While the bulk of the roster changes have yet to be seen in action, it’s actually fairly straightforward to see how Dignitas will adapt to the Coast additions. Both teams love creating picks with mid game roams, both teams love to split push, and both teams love to over-commit and lose Baron fights. Neither Coast nor Dig have performed particularly well in hyper late game scenarios. Instead, they tend to shine in laning-focused mid-game rotations (which is to say, rotations where mid roams bot or top to gank in laning phase). Shiphtur carried Coast through the NACL with his roaming Leblanc play, while Kiwikid carried Dignitas’ mid laners with his roaming support play. If he, Crumbzz, and Shiphtur group together, they combine the best of both worlds. On one hand, you have a roaming group of players looking to create picks and take objectives.
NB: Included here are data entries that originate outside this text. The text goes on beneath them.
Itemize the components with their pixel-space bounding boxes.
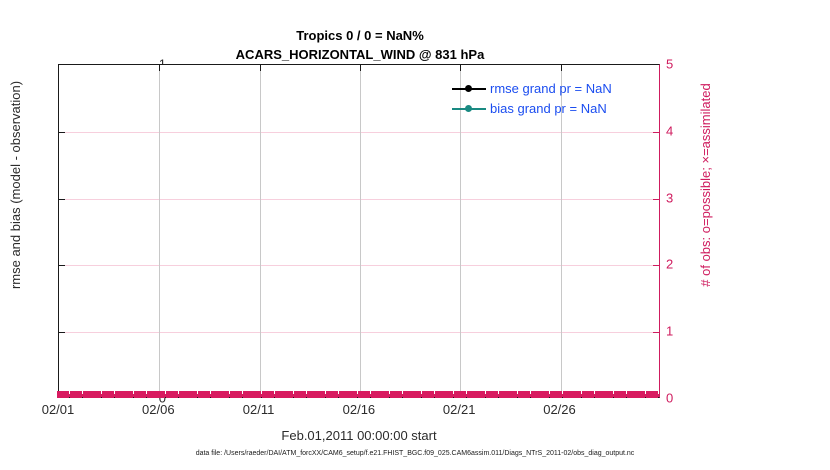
obs-count-marker bbox=[166, 391, 172, 398]
obs-count-marker bbox=[134, 391, 140, 398]
obs-count-marker bbox=[575, 391, 581, 398]
data-file-footer: data file: /Users/raeder/DAI/ATM_forcXX/… bbox=[0, 450, 830, 457]
obs-count-marker bbox=[633, 391, 639, 398]
obs-count-marker bbox=[127, 391, 133, 398]
obs-count-marker bbox=[505, 391, 511, 398]
obs-count-marker bbox=[563, 391, 569, 398]
legend-label-bias: bias grand pr = NaN bbox=[490, 101, 607, 116]
x-tick-label-0: 02/01 bbox=[42, 402, 75, 417]
y-tick-label-right-5: 5 bbox=[666, 57, 673, 72]
gridline-v-02-06 bbox=[159, 65, 160, 397]
tick-top-02-06 bbox=[159, 65, 160, 71]
gridline-v-02-16 bbox=[360, 65, 361, 397]
obs-count-marker bbox=[230, 391, 236, 398]
obs-count-marker bbox=[409, 391, 415, 398]
obs-count-marker bbox=[89, 391, 95, 398]
obs-count-marker bbox=[249, 391, 255, 398]
tick-top-02-11 bbox=[260, 65, 261, 71]
obs-count-marker bbox=[83, 391, 89, 398]
x-tick-label-4: 02/21 bbox=[443, 402, 476, 417]
obs-count-marker bbox=[351, 391, 357, 398]
obs-count-marker bbox=[435, 391, 441, 398]
obs-count-marker bbox=[454, 391, 460, 398]
obs-count-marker bbox=[396, 391, 402, 398]
obs-count-marker bbox=[390, 391, 396, 398]
obs-count-marker bbox=[95, 391, 101, 398]
x-axis-label: Feb.01,2011 00:00:00 start bbox=[58, 428, 660, 443]
chart-title-line-1: Tropics 0 / 0 = NaN% bbox=[60, 26, 660, 45]
legend-marker-bias-icon bbox=[452, 103, 486, 114]
obs-count-marker bbox=[211, 391, 217, 398]
obs-count-marker bbox=[428, 391, 434, 398]
x-tick-label-1: 02/06 bbox=[142, 402, 175, 417]
obs-count-marker bbox=[185, 391, 191, 398]
tick-top-02-21 bbox=[460, 65, 461, 71]
y-tick-label-right-3: 3 bbox=[666, 190, 673, 205]
obs-count-marker bbox=[121, 391, 127, 398]
obs-count-marker bbox=[607, 391, 613, 398]
obs-count-marker bbox=[313, 391, 319, 398]
obs-count-marker bbox=[486, 391, 492, 398]
x-tick-label-2: 02/11 bbox=[243, 402, 275, 417]
x-tick-label-5: 02/26 bbox=[543, 402, 576, 417]
obs-count-marker bbox=[473, 391, 479, 398]
obs-count-marker bbox=[364, 391, 370, 398]
obs-count-marker bbox=[518, 391, 524, 398]
chart-title: Tropics 0 / 0 = NaN% ACARS_HORIZONTAL_WI… bbox=[60, 26, 660, 64]
legend-entry-bias[interactable]: bias grand pr = NaN bbox=[452, 100, 612, 117]
obs-count-marker bbox=[511, 391, 517, 398]
obs-count-marker bbox=[492, 391, 498, 398]
obs-count-marker bbox=[403, 391, 409, 398]
obs-count-marker bbox=[371, 391, 377, 398]
obs-count-marker bbox=[620, 391, 626, 398]
obs-count-marker bbox=[588, 391, 594, 398]
legend-entry-rmse[interactable]: rmse grand pr = NaN bbox=[452, 80, 612, 97]
obs-count-marker bbox=[115, 391, 121, 398]
obs-count-marker bbox=[262, 391, 268, 398]
obs-count-marker bbox=[281, 391, 287, 398]
obs-count-marker bbox=[57, 391, 63, 398]
obs-count-marker bbox=[383, 391, 389, 398]
obs-count-marker bbox=[531, 391, 537, 398]
tick-left-0.8 bbox=[59, 132, 65, 133]
y-axis-left-label: rmse and bias (model - observation) bbox=[6, 35, 26, 335]
obs-count-marker bbox=[499, 391, 505, 398]
obs-count-marker bbox=[287, 391, 293, 398]
obs-count-marker bbox=[582, 391, 588, 398]
obs-count-marker bbox=[147, 391, 153, 398]
tick-top-02-26 bbox=[561, 65, 562, 71]
obs-count-marker bbox=[172, 391, 178, 398]
obs-count-marker bbox=[191, 391, 197, 398]
chart-title-line-2: ACARS_HORIZONTAL_WIND @ 831 hPa bbox=[60, 45, 660, 64]
obs-count-marker bbox=[595, 391, 601, 398]
obs-count-marker bbox=[179, 391, 185, 398]
obs-count-marker bbox=[339, 391, 345, 398]
obs-count-marker bbox=[204, 391, 210, 398]
tick-bottom-02-06 bbox=[159, 391, 160, 397]
tick-left-0.2 bbox=[59, 332, 65, 333]
tick-left-0.4 bbox=[59, 265, 65, 266]
obs-count-marker bbox=[140, 391, 146, 398]
obs-count-marker bbox=[537, 391, 543, 398]
obs-count-marker bbox=[153, 391, 159, 398]
legend: rmse grand pr = NaN bias grand pr = NaN bbox=[452, 80, 612, 117]
y-axis-right-label: # of obs: o=possible; ×=assimilated bbox=[696, 35, 716, 335]
obs-count-marker bbox=[627, 391, 633, 398]
obs-count-marker bbox=[300, 391, 306, 398]
obs-count-marker bbox=[614, 391, 620, 398]
obs-count-marker bbox=[543, 391, 549, 398]
figure-canvas: Tropics 0 / 0 = NaN% ACARS_HORIZONTAL_WI… bbox=[0, 0, 830, 470]
x-tick-label-3: 02/16 bbox=[343, 402, 376, 417]
tick-right-3 bbox=[653, 199, 659, 200]
obs-count-marker bbox=[639, 391, 645, 398]
obs-count-marker bbox=[236, 391, 242, 398]
obs-count-marker bbox=[467, 391, 473, 398]
obs-count-marker bbox=[479, 391, 485, 398]
obs-count-marker bbox=[569, 391, 575, 398]
obs-count-marker bbox=[332, 391, 338, 398]
obs-count-marker bbox=[223, 391, 229, 398]
obs-count-marker bbox=[102, 391, 108, 398]
obs-count-marker bbox=[268, 391, 274, 398]
obs-count-marker bbox=[345, 391, 351, 398]
tick-bottom-02-21 bbox=[460, 391, 461, 397]
legend-label-rmse: rmse grand pr = NaN bbox=[490, 81, 612, 96]
obs-count-marker bbox=[108, 391, 114, 398]
obs-count-marker bbox=[319, 391, 325, 398]
tick-right-2 bbox=[653, 265, 659, 266]
obs-count-marker bbox=[652, 391, 658, 398]
y-tick-label-right-2: 2 bbox=[666, 257, 673, 272]
obs-count-marker bbox=[198, 391, 204, 398]
tick-right-1 bbox=[653, 332, 659, 333]
obs-count-marker bbox=[422, 391, 428, 398]
tick-right-4 bbox=[653, 132, 659, 133]
obs-count-marker bbox=[550, 391, 556, 398]
tick-left-0.6 bbox=[59, 199, 65, 200]
obs-count-marker bbox=[646, 391, 652, 398]
obs-count-marker bbox=[524, 391, 530, 398]
obs-count-marker bbox=[307, 391, 313, 398]
obs-count-marker bbox=[377, 391, 383, 398]
gridline-v-02-11 bbox=[260, 65, 261, 397]
y-tick-label-right-1: 1 bbox=[666, 324, 673, 339]
tick-bottom-02-26 bbox=[561, 391, 562, 397]
y-tick-label-right-0: 0 bbox=[666, 391, 673, 406]
obs-count-marker bbox=[415, 391, 421, 398]
obs-count-marker bbox=[601, 391, 607, 398]
obs-count-marker bbox=[294, 391, 300, 398]
obs-count-marker bbox=[275, 391, 281, 398]
legend-marker-rmse-icon bbox=[452, 83, 486, 94]
obs-count-marker bbox=[76, 391, 82, 398]
obs-count-marker bbox=[63, 391, 69, 398]
obs-count-marker bbox=[447, 391, 453, 398]
tick-bottom-02-11 bbox=[260, 391, 261, 397]
obs-count-marker bbox=[243, 391, 249, 398]
y-tick-label-right-4: 4 bbox=[666, 123, 673, 138]
tick-top-02-16 bbox=[360, 65, 361, 71]
obs-count-marker bbox=[217, 391, 223, 398]
tick-bottom-02-16 bbox=[360, 391, 361, 397]
obs-count-marker bbox=[441, 391, 447, 398]
obs-count-marker bbox=[326, 391, 332, 398]
obs-count-marker bbox=[70, 391, 76, 398]
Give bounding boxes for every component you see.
On the other, you have Imaqtpie and ZionSpartan isolated in split pushing scenarios. And while TSM might be the best all-lane pressure team in NA, no team plays the 1-3-1 split better than Dignitas.
That said, Dignitas rarely plays lane swaps correctly and falters hard when they are forced into 5-man team based play. In order for them to maximize their advantages, they need to force the 2v2 lane with deep, early wards (which will be possible with the 4.7 trinket changes) and allow themselves power and pressure in the laning phase. If the meta stays in the favor of ZionSpartan, but doesn’t drive Shiphtur too far away from his comfort picks, the mechanical edge the two players bring should help Dignitas outperform EG and compLexity easily, while trading games with LMQ, Curse and TSM. CLG and Cloud 9 will likely take the most games from Dignitas, but either team losing to a mid-game snowballed Dig isn’t out of the question.
I’d place Dignitas at a solid 4th for the season, below TSM, but above LMQ. All Dignitas lanes should be able to match their Chinese counterparts without too much trouble, but Crumbzz’s effect on them tips it in Dig’s favor for me, specifically. Like most North American teams, Dig needs more than just a roster swap to truly perform at the best levels. Hopefully, they’ll be able to combine their new roster with a new dedication to learning rotations and the macro strategy they need to qualify for worlds.